L’anno scorso è stato ricordato il centesimo anniversario della fondazione del Pci. Lo si è fatto in diverse sedi per riportare alla memoria il percorso politico epocale di un partito che è stato a lungo il riferimento principe delle masse lavoratrici. Una delle opere dedicate a questa storia è Livorno 1921. Dentro e oltre la classe operaia di Olimpia Capitano (4 Punte Edizioni, pp. 152, euro 15).

INTRODOTTO dalla prefazione di Vladimiro Giacché, il libro contribuisce alle iniziative svoltesi nel centenario con una ricostruzione storica dei fermenti politici e sociali in atto negli ambienti della sinistra livornese a cavallo fra il XIX e il XX secolo, a partire dal 1860. A cavallo di due secoli, si diceva: epoca caratterizzata dall’avvio del processo industriale di una città che nel passato era stata porto franco, meta di mercanti stranieri, sede di consolati e di compagnie di navigazione. Una storia che ha portato Livorno a divenire una realtà multietnica e multiculturale, come sottolineato da Capitano con descrizioni efficaci di questo aspetto peculiare della città toscana.

NELLA RICOGNIZIONE storica cui dà luogo, il libro passa per un’esposizione e analisi delle tensioni esistenti all’interno della sinistra italiana nel primo Novecento. Si fa così riferimento alla campagna di Libia, avviata nel 1911, e all’opposizione alle guerre coloniali da parte di una sinistra non unita, caso mai lacerata da lotte intestine. Di questa opposizione era stato partecipe anche il socialismo livornese che, come scrive l’autrice del volume, «si stava attestando su posizioni più massimaliste pur rimanendo legato a un’impostazione politica tutt’altro che rivoluzionaria».
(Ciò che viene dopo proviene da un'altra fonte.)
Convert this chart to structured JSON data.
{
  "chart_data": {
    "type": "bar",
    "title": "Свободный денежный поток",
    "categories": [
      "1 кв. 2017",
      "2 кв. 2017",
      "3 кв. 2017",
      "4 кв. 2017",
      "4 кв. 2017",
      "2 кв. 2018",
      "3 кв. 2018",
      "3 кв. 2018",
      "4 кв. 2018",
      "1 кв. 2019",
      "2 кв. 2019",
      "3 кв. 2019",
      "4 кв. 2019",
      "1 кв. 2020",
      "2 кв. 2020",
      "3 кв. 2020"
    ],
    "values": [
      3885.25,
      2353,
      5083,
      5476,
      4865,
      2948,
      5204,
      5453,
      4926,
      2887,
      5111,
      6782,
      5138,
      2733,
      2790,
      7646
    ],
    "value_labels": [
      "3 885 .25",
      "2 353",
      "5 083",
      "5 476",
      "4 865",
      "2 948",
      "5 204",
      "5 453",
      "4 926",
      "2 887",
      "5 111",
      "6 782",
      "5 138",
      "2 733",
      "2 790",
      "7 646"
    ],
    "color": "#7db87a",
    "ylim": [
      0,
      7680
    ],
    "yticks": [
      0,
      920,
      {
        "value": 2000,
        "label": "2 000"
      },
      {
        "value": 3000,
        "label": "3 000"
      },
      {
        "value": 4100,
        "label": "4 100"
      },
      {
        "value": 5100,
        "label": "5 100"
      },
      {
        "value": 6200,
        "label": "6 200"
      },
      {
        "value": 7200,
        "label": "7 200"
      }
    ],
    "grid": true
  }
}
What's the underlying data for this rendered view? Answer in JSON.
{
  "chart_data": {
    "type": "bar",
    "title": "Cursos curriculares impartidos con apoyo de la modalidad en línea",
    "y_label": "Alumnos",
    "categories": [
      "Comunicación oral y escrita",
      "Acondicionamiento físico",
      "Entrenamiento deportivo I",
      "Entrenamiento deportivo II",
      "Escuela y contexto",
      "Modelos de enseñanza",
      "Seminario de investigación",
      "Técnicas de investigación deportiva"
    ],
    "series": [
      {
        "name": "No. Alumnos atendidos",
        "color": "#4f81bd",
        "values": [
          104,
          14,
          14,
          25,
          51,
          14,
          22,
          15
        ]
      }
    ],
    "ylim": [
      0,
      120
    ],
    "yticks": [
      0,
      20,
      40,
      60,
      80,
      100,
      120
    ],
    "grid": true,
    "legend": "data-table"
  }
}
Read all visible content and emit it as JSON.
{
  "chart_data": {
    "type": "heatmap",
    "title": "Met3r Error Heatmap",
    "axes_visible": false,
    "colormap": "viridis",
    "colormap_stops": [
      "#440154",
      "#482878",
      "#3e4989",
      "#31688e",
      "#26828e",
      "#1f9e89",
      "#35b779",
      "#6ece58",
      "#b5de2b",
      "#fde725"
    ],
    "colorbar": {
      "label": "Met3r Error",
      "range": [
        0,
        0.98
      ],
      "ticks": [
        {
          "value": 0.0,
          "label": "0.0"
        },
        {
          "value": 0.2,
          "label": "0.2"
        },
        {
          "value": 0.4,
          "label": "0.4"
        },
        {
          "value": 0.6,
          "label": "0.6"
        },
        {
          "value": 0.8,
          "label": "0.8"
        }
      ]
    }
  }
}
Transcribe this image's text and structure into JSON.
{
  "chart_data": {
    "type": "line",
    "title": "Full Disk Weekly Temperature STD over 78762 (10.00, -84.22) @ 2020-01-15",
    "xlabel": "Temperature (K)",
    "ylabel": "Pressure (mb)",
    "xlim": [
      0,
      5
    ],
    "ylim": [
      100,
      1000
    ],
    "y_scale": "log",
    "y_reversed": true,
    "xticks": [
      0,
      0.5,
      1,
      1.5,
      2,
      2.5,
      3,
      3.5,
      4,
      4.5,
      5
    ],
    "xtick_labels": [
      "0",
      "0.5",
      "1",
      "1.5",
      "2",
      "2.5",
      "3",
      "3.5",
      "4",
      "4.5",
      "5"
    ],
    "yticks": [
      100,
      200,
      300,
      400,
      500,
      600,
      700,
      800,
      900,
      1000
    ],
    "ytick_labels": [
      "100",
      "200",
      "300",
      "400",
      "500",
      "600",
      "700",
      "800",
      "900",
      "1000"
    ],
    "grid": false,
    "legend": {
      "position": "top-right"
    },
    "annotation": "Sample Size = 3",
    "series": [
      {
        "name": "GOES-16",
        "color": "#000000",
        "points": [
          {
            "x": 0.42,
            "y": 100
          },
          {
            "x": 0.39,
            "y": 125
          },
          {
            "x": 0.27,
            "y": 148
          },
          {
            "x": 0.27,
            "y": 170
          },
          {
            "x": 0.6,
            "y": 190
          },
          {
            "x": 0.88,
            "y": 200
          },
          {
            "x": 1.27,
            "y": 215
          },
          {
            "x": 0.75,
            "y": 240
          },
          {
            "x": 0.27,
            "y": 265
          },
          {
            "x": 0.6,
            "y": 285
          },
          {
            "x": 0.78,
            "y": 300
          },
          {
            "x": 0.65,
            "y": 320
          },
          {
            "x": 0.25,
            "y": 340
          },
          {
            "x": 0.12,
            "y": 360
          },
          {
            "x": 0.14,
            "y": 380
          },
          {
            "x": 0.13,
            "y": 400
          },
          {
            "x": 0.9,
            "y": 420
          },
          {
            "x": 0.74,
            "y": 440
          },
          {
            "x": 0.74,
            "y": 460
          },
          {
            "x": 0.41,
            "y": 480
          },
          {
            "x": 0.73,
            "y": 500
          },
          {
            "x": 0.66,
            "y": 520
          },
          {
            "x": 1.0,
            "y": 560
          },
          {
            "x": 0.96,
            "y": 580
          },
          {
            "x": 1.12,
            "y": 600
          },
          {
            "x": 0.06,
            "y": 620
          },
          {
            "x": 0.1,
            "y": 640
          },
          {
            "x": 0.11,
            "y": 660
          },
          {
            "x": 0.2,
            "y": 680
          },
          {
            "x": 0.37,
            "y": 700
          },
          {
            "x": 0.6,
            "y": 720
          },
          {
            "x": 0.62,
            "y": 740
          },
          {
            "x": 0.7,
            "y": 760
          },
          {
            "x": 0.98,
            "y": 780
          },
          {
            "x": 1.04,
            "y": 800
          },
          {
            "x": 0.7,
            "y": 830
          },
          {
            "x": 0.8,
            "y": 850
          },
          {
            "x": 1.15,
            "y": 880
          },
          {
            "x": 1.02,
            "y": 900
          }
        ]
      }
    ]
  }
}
L’ESPOSIZIONE ci consegna l’immagine della Livorno in quel periodo di intensa conflittualità di classe noto come biennio rosso, e si impegna in una ricognizione del primo comunismo livornese (1921 -1922), con il XVII congresso del Partito Socialista tenutosi nella città portuale dal 15 al 21 gennaio del 1921. Anno, quest’ultimo, in cui ha avuto luogo la scissione del partito, sempre più diviso da controversie interne che avrebbero portato alla formazione del nuovo Pcd’I, sezione italiana della III Internazionale.
Come scrive Giacché nella sua prefazione, la scissione di Livorno è stato oggetto di riletture e interpretazioni che, in occasione del centenario sono apparse «accomunate da un assioma di partenza: quella scissione fu un errore, fondato sulla prospettiva sbagliata e perdente della rivoluzione in occidente, sulle orme e sull’esempio della rivoluzione russa del 1917».

NELLA SUA OPERA, Capitano non manca di dedicare spazio ad alcune delle personalità di rilievo del comunismo livornese: Livio Barontini, «uomo di partito» ma soprattutto «militante libertario», e Mauro Nocchi, la cui coscienza politica si è formata «imparando dalla concezione popolare e spontaneista dell’antifascismo livornese».
Quel Mauro Nocchi che, dopo la Bolognina, ha deciso di uscire dal partito che per lui «era sempre stato una cosa bella e non un ‘bambolotto di pezza’», come era stato chiamato da Fabio Mussi nel suo impegno a difendere la liquidazione del Pci.